Nvidia's Jensen Huang & AI Agents
Nvidia's CES keynote included some fascinating discussions about AI Agents - are they really ready to be deployed like an HR department deploys people?
I get the feeling that Nvidia's impact, because they're not really a consumer company, is kind of under-the-radar a bit. Of course most of us know that they build the chips that power AI in the cloud, but they're doing a lot of very interesting stuff that moves them out of the data centre.
Jensen Huang, their CEO, is getting known for his snappy dress sense, but he's also pretty good at explaining Nvidia's increasingly all-encompassing vision.
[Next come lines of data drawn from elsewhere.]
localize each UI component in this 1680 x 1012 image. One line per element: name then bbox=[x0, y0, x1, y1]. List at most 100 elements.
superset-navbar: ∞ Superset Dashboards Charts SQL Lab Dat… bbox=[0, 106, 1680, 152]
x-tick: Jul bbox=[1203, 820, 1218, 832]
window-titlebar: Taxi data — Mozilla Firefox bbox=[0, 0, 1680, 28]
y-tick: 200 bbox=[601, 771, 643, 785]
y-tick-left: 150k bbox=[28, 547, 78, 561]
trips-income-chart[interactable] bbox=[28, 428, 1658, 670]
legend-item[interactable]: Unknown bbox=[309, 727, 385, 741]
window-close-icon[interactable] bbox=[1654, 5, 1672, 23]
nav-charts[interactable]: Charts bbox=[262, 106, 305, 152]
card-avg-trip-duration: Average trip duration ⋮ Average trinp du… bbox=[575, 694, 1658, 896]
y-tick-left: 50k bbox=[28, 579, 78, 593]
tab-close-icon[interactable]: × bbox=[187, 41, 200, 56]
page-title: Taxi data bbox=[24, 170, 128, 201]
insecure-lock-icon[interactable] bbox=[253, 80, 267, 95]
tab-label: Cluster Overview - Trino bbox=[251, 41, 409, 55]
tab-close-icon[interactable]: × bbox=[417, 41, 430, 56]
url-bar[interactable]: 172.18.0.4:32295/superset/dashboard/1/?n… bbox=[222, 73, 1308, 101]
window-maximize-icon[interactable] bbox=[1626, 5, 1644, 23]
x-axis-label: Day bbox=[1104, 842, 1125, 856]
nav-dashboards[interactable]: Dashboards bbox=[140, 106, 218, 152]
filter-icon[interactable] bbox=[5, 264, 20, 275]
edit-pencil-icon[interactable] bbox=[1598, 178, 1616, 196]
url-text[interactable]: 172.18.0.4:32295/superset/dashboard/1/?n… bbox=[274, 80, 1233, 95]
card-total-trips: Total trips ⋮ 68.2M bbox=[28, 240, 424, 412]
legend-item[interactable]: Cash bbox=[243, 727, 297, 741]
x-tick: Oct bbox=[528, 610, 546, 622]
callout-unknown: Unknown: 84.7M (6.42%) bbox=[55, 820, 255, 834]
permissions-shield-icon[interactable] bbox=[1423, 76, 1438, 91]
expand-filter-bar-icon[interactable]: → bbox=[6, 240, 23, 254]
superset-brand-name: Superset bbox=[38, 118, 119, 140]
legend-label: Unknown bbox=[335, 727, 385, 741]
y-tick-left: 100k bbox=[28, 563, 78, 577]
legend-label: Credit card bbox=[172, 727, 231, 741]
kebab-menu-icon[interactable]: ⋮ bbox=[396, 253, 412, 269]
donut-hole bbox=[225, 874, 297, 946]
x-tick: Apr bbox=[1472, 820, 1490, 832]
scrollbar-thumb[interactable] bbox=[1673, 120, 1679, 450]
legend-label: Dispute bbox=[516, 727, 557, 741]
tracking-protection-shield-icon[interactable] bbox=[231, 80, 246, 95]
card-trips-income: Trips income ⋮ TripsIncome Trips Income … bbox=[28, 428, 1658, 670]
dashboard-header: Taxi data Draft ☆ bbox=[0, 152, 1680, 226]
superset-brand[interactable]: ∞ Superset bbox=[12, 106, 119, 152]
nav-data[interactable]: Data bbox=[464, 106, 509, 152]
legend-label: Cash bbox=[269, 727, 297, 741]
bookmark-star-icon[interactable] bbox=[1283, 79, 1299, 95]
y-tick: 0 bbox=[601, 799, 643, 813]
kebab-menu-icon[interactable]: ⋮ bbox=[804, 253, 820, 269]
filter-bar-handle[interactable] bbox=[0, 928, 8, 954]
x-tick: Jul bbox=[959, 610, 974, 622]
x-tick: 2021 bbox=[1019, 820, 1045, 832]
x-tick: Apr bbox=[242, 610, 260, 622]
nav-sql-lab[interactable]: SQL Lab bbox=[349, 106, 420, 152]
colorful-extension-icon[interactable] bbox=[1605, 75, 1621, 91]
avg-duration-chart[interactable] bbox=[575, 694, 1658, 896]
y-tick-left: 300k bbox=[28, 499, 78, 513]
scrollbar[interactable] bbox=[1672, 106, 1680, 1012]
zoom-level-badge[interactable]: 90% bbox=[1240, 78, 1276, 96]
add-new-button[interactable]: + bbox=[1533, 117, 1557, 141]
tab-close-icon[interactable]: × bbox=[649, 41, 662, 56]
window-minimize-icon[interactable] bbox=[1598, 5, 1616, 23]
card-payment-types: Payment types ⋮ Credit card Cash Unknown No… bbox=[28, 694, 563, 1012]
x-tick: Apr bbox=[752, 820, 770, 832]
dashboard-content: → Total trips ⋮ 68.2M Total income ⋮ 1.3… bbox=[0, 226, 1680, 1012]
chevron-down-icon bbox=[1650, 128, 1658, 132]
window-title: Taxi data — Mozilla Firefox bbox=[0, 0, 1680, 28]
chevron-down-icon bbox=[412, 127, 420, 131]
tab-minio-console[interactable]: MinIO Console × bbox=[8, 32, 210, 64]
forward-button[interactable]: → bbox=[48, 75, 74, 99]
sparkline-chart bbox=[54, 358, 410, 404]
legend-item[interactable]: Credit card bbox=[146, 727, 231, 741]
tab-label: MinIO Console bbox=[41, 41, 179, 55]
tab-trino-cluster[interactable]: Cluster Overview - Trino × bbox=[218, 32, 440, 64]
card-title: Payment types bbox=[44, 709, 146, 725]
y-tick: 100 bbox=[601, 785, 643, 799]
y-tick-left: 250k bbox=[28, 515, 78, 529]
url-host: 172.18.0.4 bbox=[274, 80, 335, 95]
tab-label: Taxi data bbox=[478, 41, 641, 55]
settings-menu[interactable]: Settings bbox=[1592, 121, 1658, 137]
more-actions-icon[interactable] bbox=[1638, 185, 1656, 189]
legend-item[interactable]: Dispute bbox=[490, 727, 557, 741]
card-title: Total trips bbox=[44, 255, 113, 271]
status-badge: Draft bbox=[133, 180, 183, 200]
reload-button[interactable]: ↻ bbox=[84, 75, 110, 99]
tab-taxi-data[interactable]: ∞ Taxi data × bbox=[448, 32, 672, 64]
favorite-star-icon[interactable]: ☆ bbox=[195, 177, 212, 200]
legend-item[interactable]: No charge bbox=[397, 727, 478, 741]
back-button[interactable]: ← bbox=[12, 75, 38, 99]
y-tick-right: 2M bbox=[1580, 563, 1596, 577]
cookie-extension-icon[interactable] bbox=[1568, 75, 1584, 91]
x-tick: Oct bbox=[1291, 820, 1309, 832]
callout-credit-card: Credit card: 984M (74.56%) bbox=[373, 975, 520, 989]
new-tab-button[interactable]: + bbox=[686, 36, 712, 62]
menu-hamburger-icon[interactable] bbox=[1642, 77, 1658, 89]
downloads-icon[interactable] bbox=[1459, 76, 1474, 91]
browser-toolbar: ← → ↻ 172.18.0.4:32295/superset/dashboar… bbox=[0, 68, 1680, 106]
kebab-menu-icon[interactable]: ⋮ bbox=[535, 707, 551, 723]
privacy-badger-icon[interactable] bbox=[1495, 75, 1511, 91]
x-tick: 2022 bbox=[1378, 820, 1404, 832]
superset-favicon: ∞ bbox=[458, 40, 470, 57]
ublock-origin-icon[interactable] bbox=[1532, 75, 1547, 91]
At yesterday's CES keynote he introduced a number of very interesting things, but the one that grabbed my attention was the discussion about AI Agents and his vision of a "digital employee pipeline". I know, a slightly weird naming. He's talking about a pool of AI Agents able to perform human-like roles and be managed more like a pool of employees than as a set of software.
Jensen: "In a lot of ways, the IT department of every company is going to be the AI HR department of AI agents in the future. Today, they manage and maintain a bunch of software from the IT industry. In the future, they'll maintain, nurture, onboard and improve a whole bunch of digital agents and provision them to the company to use. Your IT department is going to become kind of like 'AI Agent HR'."
Now, it's easy to react to this story with a "yeah, some day" response. It feels like hype, right? Certainly my reaction and experience of today's AI Agent technology is that we're a long way from being ready to think of this technology replacing human roles.
But let's hold our cynical thoughts. Nvidia showcased four examples:
- An AI Agent for generating podcasts and video training. We know this is real - it's Google's NotebookLM and it works incredibly well.
- An AI Agent for software development. I know that's real because I use this every single day.
- An AI Agent to assist in drug research. We know this is real because there's a variety of such products on the market.
- An AI Agent for video analysis. We know this is real, because it's how many video and TV companies tag and analyse vast quantities of video.
However, none of these "agents" have the human characteristics that Nvidia show in their keynote and especially no human-like avatars. None of them are autonomous, none of them can operate without a human. They are advanced AI-powered tools, not some futuristic AI workforce that supplants humans.
Nevertheless, the vision presented was a useful longer-term perspective of where all this might end up. And, given progress, we might get there sooner than many of us expect.
My slight worry is that some people are going to hear this talk of an AI Agent workforce and think we're at the point where we can build a team of AI workers. We're not. This is a futuristic vision. Some day, but not today. Meanwhile, AI tools can do incredible things and improve productivity many times over. It's an exciting time and the opportunities are enormous. But we're not building AI's to replace humans, we're building AI tools to help humans.